Tengo
frente a mí lo que quizá constituye la única herencia
tangible de don Trino G. Rubio, mi abuelo materno. Es una vieja máquina de
escribir Underwood, negra, pesada,
incompleta. Se asemeja mucho a esas máquinas que aparecían en las películas de
los años treinta, furiosamente tundidas por un periodista que usaba una
tarjetita sobre el sombrero. En alguna foto de don Trino, la Underwood ocupa un primer plano, puesta
sobre la mesa de trabajo en la que apoya su mano derecha.
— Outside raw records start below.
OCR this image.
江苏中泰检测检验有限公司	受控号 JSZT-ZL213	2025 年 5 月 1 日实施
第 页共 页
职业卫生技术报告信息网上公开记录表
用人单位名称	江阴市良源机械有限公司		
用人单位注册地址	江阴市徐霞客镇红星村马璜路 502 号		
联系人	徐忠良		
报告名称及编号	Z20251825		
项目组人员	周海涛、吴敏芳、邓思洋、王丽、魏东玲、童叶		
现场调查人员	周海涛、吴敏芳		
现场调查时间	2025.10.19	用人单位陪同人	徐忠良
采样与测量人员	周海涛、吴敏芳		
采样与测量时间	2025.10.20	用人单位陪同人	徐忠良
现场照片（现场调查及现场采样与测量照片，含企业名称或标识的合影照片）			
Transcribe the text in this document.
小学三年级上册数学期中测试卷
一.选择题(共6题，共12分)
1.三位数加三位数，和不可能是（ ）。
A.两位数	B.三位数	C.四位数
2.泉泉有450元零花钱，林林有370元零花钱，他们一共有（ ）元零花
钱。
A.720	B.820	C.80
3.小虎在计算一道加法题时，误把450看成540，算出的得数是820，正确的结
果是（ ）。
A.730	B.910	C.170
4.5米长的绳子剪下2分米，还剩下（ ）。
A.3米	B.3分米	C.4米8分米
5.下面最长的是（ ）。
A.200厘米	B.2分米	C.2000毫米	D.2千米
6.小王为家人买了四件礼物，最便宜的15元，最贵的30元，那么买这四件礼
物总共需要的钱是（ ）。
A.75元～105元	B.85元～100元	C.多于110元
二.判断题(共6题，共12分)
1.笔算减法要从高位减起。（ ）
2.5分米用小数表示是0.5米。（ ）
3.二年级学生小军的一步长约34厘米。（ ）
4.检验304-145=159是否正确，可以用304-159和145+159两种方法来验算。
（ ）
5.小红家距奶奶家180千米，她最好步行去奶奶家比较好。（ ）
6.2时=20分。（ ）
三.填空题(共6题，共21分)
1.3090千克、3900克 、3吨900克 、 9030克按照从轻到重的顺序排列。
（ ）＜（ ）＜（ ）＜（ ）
A pesar de su peso es portátil, y el
conjunto de máquina y maleta es equivalente por su volumen al de un ataúd. Aún
así, acompañó en su peregrinaje a mi abuelo en los últimos veinticinco años de
su vida. En ella escribió contratos, traslados de dominios, recibos, actas de
todo tipo; en fin, todo lo relacionado con su trabajo. Pero también cartas de
amor, despedidas, encargos de familia, cartas repletas de consejos y
bendiciones para sus hijos, y un testamento, que finalmente, nunca llegó a
ningunas manos.
Desde la muerte de mi abuelo, hace más de
cincuenta años, la máquina siguió peregrinando por su cuenta, en las casas de
varias de mis tías. En mi infancia, cuando ellas llegaban de visita a la casa,
yo creía que quien regresaba era mi propio abuelo, que nos volvía a visitar de
vez en cuando e imaginaba que, desde las teclas oscuras y semiborradas, me
contaba de nuevo cuando se encontró con un pelotón de villistas en el vagón de
un tren que iba para Atotonilco. La Underwood
quedó finalmente en casa de mi madre; ahí, jugando con sus nietos, la máquina
de escribir perdió la palanca que mueve el rodillo. En un acto completamente
intencionado, aproveché la situación y, con la promesa de mandarla reparar, la
cargué conmigo una vez que me casé. Hasta la fecha radica en la sala de mi
casa. Sin arreglar, por supuesto.
Y es por estas fechas que me le quedo viendo
por las noches, al fumar un cigarro. Es un tósigo en especial para la
depresioncilla cumpleañera como la que me acomete ahora. Y viéndola y
pensándole, a ratos se me hace que es una metáfora de la vida misma. Y que algún
día quedaremos así, pesados e inmóviles, obsoletos, con algunas teclas
trabadas, sin la cinta entintada o como un recuerdo que poco se visita. Y nos
daremos cuenta de que no tenemos ya la palanca para saltar de párrafo y
escribir una nueva línea; de que simplemente ahí estamos, bajo el polvo fino de
la primavera, en una ciudad ominosa.